While William spent the week on duty with his RAF unit in Wales, Kate was in London meeting with experts from the entertainment, arts and media worlds in preparation for her official royal duties. The Telegraph reports that Kate is being “briefed on how the State works, getting to know national institutions better and learning more about organisations such as the arts, the media and the government.” While these briefings will last several months, Kate has also been spending her time conducting private research to determine her future involvement with charities. This “princess training” is a new concept for the royal family, who received strong criticism from Princess Diana for not supporting her when she first joined the royal family. Diana felt that no planning had gone into her future role since Palace staff basically thought she could “adapt to being Princess of Wales overnight”. To remedy this situation, William made it clear during their engagement interview that Kate would have as much support as needed during her introduction to her royal role. While Kate is not expected to make any decisions on her choice of charities until after the New Year, she is said to currently favor “project-based” support for individual charity campaigns rather than being tied to a lifetime of support to a set number of charities.

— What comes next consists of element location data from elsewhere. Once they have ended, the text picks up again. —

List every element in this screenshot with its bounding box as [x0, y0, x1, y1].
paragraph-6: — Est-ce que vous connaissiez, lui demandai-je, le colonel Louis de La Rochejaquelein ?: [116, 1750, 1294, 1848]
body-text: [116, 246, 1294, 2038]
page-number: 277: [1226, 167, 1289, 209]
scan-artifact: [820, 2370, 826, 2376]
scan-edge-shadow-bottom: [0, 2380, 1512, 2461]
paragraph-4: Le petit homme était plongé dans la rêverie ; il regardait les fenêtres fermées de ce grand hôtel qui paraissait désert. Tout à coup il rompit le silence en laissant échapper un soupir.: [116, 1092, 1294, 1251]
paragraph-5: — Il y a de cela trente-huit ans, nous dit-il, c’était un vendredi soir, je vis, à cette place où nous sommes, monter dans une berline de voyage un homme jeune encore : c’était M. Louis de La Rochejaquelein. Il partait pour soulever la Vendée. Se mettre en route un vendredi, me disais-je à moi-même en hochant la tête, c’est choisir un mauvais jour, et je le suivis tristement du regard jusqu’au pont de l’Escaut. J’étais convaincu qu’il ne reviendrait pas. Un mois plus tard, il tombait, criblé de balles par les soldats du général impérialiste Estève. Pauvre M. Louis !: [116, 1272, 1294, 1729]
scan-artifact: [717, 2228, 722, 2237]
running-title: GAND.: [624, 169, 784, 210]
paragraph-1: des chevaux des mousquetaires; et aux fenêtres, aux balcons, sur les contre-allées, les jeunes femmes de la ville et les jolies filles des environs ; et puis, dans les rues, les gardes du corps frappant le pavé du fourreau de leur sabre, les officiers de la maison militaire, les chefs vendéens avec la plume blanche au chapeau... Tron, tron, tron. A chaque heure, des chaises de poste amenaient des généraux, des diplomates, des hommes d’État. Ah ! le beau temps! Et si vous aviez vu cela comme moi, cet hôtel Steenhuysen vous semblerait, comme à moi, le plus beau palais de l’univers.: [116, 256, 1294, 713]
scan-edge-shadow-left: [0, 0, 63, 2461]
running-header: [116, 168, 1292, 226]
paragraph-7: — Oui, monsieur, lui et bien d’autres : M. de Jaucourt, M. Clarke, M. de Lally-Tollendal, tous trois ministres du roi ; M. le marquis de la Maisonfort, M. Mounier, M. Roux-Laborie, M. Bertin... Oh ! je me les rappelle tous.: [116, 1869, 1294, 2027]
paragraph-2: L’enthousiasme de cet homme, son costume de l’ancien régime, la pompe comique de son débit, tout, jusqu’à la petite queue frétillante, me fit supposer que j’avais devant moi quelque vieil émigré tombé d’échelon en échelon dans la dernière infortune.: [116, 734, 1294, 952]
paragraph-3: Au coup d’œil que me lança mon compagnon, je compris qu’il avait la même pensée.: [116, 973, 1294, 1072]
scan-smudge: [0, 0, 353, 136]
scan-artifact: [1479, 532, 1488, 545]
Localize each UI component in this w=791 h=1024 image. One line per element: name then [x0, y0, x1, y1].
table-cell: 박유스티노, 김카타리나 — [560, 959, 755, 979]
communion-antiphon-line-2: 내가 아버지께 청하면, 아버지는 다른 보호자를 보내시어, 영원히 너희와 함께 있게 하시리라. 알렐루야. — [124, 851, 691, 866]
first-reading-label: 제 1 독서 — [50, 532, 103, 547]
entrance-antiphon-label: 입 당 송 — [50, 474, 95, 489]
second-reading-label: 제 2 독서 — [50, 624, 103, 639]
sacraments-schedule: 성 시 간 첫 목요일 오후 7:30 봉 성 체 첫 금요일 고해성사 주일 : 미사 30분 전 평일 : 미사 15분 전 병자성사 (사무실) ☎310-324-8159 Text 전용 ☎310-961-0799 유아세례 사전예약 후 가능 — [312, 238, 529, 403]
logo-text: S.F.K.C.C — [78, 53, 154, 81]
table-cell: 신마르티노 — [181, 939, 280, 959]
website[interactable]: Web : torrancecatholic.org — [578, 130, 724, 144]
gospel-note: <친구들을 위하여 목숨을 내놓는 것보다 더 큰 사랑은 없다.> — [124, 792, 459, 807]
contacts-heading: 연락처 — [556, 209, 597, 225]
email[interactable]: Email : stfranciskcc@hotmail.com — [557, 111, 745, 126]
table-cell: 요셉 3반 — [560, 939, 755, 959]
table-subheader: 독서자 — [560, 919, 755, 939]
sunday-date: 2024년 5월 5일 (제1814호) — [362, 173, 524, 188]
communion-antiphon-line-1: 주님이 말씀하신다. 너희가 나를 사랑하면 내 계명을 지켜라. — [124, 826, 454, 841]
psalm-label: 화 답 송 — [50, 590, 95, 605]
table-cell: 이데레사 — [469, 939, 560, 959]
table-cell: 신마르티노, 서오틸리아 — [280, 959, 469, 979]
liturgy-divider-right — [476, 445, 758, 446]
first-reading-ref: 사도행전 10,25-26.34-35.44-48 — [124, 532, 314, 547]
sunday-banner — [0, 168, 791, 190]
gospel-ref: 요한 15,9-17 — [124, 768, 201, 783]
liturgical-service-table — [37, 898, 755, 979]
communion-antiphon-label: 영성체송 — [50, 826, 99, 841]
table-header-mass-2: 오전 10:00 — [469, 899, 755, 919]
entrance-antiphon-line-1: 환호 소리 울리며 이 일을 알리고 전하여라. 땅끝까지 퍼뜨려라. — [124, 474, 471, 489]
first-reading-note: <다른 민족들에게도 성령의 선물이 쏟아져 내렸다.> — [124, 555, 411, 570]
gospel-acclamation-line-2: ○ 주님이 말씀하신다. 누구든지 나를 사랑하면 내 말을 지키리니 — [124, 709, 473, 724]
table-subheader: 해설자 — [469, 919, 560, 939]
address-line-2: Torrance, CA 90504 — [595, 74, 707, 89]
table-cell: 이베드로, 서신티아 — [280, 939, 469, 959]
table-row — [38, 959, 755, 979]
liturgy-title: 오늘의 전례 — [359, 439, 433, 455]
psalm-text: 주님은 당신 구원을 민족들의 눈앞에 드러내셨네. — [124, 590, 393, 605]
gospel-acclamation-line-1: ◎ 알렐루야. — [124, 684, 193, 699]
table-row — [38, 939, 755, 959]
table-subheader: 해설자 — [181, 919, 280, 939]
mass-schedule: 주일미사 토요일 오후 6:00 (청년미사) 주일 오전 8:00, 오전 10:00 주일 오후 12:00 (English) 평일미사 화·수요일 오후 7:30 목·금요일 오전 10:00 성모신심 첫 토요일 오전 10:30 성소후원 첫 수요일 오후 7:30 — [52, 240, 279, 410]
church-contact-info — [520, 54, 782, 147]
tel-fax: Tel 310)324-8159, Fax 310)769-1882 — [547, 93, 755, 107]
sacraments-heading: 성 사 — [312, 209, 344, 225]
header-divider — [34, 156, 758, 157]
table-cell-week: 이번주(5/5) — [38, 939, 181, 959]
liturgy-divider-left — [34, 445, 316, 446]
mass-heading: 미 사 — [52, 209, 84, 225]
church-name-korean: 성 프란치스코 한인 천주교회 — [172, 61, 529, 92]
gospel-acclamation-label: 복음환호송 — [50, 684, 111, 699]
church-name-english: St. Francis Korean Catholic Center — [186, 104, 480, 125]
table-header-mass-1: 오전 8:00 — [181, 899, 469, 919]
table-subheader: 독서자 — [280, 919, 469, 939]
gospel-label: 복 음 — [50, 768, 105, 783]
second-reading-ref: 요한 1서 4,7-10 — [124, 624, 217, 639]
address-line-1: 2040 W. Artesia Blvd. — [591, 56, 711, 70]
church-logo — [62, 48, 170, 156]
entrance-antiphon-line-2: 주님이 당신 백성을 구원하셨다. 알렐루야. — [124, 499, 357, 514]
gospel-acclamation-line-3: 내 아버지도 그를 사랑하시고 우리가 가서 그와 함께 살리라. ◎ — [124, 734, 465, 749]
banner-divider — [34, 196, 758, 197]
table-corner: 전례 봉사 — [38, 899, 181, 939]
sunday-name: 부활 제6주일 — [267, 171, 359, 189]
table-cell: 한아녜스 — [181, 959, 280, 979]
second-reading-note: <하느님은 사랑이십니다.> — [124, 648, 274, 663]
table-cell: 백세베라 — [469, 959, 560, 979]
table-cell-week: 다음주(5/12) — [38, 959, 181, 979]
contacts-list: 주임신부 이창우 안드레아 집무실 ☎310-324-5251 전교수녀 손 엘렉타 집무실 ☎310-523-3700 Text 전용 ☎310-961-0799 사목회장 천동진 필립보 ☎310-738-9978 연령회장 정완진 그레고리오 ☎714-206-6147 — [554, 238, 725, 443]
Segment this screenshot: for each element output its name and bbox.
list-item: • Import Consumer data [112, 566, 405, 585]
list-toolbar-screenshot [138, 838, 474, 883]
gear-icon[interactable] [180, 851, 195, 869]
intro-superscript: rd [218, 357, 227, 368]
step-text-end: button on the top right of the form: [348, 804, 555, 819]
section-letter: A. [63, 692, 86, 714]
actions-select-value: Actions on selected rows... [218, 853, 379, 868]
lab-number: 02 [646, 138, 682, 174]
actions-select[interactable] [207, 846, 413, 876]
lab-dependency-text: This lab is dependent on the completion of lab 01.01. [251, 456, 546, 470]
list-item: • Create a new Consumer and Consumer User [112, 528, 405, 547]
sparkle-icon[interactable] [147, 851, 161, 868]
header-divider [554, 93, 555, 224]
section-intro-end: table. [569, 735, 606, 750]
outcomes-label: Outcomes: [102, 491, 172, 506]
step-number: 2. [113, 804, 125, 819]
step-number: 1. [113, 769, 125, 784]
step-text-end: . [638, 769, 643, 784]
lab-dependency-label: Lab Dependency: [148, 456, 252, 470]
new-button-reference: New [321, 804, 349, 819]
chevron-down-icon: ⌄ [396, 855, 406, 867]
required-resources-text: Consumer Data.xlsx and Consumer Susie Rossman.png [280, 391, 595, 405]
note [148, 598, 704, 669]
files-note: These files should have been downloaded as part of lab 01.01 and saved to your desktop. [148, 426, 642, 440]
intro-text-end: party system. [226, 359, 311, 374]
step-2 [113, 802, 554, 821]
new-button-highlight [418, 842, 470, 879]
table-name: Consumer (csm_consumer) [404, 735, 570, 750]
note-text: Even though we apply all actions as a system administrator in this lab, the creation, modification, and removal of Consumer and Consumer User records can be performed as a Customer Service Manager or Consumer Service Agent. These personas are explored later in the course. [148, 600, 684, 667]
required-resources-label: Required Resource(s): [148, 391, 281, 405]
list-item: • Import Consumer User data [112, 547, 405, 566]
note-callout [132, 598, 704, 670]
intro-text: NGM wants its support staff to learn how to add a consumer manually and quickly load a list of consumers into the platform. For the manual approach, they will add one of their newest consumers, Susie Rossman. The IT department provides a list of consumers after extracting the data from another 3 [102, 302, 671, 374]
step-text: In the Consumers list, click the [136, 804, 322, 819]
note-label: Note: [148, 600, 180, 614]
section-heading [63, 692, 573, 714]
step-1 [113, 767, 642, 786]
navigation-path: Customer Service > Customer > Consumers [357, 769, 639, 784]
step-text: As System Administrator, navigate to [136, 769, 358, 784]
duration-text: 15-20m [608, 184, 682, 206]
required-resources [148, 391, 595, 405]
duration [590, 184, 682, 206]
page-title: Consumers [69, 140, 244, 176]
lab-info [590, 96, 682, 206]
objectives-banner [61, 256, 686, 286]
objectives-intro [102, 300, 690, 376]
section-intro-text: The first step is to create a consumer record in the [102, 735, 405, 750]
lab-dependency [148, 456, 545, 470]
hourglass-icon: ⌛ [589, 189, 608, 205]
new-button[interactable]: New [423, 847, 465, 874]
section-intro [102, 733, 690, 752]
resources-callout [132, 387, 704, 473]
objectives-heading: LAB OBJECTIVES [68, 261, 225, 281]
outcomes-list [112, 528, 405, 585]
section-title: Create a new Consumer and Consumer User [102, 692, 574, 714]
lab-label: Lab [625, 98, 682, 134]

This longer term support will likely come later, once William and Kate assume their royal duties full-time.
In addition to her on-going training, William and Kate arrived for a visit on Thursday to the Royal Marsden Hospital. Although William had served a 24-hour shift the day before, Prince William was in good spirits and joked that he had an “early morning”. Serving since 2007 as President, the Royal Marsden Hospital is a cause close to William’s heart since he feels he is continuing his mother’s work. (Diana previously held the title of President and the Hospital was the site of her first solo royal engagement.) After opening a new children’s cancer unit, William and Kate met with several young patients and their parents, who were impressed that Kate asked so many questions about their children’s experience and treatment. By undertaking engagements as a couple, Kate is getting the opportunity to learn from William and engage with the public in a supportive learning environment.
Despite their busy schedules, William and Kate are keen to spend as much time as possible together before William’s expected deployment to the Falkland Islands with his RAF squadron next year. Kate is unable to accompany William to this posting, so this revelation is not surprising.
As for his future role, William confessed he tries not to think about becoming king and would like to stay a pilot for as long as possible before taking on royal duties full time. Scheduled to leave the RAF in about 20 months after a 3 year tour, William has discussed staying longer with the Queen and Prince of Wales, who have offered their full support. Currently William combines his full time pilot duties with approximately 40 engagements a year for the charities he supports. “As I’m flying along in my helicopter through the mountains of Wales, I try desperately hard not to think about it. That can wait until I’m a bit older.”